The faster, cheaper method sequences a single bacterial gene (the 16S ribosomal RNA gene) that varies between species. It works well with relatively few reads, around 18,000 to 20,000 per sample, and gives a good overview of which bacterial groups are present. The more comprehensive approach, called shotgun metagenomics, breaks up all the DNA in a sample and sequences everything. This captures not just which organisms are present but what functional genes they carry, revealing what the microbial community is actually capable of doing. Shotgun sequencing detects significantly more species than 16S, particularly the rarer ones. Research has shown that these less abundant organisms, visible only through shotgun sequencing, are biologically meaningful and can distinguish between healthy and diseased states just as well as the more common species.
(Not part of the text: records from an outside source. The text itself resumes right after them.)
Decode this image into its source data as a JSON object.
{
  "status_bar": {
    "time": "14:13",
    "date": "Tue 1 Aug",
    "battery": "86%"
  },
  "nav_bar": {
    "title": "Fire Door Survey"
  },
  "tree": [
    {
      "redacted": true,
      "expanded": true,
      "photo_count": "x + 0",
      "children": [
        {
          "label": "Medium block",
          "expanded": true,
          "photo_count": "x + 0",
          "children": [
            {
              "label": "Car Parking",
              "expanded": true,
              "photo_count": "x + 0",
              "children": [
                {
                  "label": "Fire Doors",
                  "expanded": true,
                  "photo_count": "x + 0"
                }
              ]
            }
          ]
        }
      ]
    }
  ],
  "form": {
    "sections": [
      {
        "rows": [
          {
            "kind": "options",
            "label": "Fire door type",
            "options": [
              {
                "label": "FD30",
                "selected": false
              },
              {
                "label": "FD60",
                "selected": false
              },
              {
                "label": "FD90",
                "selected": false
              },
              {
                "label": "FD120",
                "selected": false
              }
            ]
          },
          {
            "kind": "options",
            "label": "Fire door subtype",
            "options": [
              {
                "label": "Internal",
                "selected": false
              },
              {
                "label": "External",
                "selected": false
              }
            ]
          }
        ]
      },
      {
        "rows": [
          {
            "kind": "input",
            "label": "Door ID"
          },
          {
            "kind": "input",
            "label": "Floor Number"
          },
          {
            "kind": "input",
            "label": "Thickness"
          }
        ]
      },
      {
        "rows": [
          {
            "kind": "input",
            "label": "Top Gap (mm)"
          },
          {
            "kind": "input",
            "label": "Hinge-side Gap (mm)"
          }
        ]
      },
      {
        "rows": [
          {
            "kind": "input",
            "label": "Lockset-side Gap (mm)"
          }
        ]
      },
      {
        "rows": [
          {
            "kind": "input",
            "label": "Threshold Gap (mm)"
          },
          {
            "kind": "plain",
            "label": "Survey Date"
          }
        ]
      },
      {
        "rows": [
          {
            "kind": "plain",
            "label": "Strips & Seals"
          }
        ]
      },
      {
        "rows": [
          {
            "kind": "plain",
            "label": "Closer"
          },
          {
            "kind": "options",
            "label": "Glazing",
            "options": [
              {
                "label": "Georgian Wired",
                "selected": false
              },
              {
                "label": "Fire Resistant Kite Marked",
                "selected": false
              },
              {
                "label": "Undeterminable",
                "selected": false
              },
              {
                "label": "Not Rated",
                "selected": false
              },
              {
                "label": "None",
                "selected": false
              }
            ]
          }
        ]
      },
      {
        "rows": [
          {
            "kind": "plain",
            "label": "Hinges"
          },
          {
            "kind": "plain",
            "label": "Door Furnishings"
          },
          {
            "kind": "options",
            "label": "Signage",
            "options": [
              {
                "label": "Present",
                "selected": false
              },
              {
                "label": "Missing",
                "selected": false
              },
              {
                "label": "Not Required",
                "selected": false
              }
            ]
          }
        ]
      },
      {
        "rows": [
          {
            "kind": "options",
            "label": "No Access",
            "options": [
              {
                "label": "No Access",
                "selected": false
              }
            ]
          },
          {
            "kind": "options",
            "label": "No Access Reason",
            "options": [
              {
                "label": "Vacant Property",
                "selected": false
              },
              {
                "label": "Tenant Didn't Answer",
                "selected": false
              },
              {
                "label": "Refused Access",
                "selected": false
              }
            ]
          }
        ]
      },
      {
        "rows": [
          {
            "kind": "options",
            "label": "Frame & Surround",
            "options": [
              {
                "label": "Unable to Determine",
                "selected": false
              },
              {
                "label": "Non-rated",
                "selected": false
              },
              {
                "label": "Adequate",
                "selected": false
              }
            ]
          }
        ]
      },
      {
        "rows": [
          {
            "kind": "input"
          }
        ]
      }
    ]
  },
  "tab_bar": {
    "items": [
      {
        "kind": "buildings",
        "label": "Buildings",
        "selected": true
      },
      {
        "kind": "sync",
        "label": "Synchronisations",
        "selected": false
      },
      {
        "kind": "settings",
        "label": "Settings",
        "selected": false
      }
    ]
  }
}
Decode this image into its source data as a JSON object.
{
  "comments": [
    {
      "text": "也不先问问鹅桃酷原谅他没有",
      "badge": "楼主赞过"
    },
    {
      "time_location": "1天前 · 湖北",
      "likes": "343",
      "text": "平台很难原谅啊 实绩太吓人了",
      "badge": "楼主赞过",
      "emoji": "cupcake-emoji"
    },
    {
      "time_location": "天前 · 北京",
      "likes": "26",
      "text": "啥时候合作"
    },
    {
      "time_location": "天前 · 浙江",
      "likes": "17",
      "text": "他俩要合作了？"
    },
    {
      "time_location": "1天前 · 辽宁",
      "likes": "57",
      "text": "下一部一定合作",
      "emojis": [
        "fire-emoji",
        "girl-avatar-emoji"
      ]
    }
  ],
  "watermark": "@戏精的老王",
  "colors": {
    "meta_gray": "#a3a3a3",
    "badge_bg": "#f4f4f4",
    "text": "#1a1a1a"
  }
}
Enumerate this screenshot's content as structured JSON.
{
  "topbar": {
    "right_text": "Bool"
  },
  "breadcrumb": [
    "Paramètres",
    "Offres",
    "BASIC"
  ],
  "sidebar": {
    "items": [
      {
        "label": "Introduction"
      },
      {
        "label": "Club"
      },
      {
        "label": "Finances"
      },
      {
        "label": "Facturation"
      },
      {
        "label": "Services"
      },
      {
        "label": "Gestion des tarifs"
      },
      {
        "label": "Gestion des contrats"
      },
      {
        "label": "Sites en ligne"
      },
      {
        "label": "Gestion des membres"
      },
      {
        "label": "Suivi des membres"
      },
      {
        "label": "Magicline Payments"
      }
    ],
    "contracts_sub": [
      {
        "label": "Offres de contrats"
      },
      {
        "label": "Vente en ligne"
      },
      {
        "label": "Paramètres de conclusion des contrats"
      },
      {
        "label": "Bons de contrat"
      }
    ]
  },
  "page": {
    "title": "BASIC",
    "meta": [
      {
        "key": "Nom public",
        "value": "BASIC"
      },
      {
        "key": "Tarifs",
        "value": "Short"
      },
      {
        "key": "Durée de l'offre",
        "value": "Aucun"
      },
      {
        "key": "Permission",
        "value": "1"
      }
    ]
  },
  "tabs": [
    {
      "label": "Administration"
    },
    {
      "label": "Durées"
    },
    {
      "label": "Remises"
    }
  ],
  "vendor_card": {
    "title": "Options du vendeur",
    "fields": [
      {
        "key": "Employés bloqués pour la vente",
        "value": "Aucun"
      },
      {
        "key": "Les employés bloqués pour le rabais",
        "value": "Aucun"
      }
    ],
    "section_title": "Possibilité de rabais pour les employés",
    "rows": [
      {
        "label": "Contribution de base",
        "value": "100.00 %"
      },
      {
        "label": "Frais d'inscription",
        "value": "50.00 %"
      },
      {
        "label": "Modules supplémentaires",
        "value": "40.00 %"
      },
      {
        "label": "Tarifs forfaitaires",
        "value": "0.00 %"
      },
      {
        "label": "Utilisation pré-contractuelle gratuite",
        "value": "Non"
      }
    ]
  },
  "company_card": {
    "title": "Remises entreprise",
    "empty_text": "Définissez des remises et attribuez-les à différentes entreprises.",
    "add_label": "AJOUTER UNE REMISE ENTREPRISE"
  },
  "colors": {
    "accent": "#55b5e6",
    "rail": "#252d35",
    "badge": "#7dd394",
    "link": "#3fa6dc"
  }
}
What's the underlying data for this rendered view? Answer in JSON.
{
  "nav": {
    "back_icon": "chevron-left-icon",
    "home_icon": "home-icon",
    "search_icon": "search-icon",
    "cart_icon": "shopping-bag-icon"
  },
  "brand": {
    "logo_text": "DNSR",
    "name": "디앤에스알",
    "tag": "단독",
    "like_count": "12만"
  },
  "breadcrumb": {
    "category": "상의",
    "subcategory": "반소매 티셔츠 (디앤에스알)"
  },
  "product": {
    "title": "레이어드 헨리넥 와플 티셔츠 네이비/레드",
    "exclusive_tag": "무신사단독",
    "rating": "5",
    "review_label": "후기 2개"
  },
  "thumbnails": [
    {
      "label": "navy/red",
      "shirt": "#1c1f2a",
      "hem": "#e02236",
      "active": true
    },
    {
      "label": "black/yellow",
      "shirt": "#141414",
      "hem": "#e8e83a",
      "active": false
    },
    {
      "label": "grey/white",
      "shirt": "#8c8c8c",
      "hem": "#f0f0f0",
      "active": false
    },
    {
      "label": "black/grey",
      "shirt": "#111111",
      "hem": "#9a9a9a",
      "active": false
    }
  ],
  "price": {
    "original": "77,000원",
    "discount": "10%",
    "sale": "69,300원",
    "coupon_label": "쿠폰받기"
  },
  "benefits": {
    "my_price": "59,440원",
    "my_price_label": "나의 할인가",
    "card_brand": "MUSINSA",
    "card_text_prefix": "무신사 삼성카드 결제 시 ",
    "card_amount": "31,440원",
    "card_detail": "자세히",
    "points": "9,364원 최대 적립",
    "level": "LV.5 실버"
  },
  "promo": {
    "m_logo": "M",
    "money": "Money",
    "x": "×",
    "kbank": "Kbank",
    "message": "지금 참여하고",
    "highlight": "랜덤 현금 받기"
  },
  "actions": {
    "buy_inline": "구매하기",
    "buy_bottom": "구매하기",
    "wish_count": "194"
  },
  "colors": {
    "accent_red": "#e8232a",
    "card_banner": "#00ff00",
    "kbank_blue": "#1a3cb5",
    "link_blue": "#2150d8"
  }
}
The Falling Cost of Sequencing
The Human Genome Project, completed in 2003, cost roughly $2.7 billion. By mid-2015, a high-quality draft of a human genome cost just over $4,000, and by late that year it had dropped below $1,500. Today, several companies offer whole genome sequencing for well under $1,000. That dramatic cost reduction, outpacing even Moore’s Law in computing, is what moved sequencing from elite research labs into hospitals, clinics, and even direct-to-consumer services.
Privacy and Genetic Data
As sequencing becomes routine, the question of who has access to your genetic data grows more urgent. Unlike a password or credit card number, your genome is permanent. It cannot be changed if it’s exposed. It’s also unique enough to re-identify you even if your name and other details have been stripped away, especially when combined with publicly available ancestry databases or genetic information shared by relatives.
Exposed genetic data can reveal disease risk, physical traits, mental health predispositions, and even hidden family relationships. The Genetic Information Nondiscrimination Act (GINA) prohibits health insurers and employers from using genetic information against you, but the law doesn’t cover life insurance, disability insurance, or long-term care insurance. The National Institute of Standards and Technology has developed frameworks specifically for genomic data security, recommending encryption of genetic data both when it’s stored and when it’s transmitted, along with continuous monitoring of who accesses it. If you’re considering any form of genetic testing, it’s worth understanding the privacy policies of the company or institution handling your data before you provide a sample.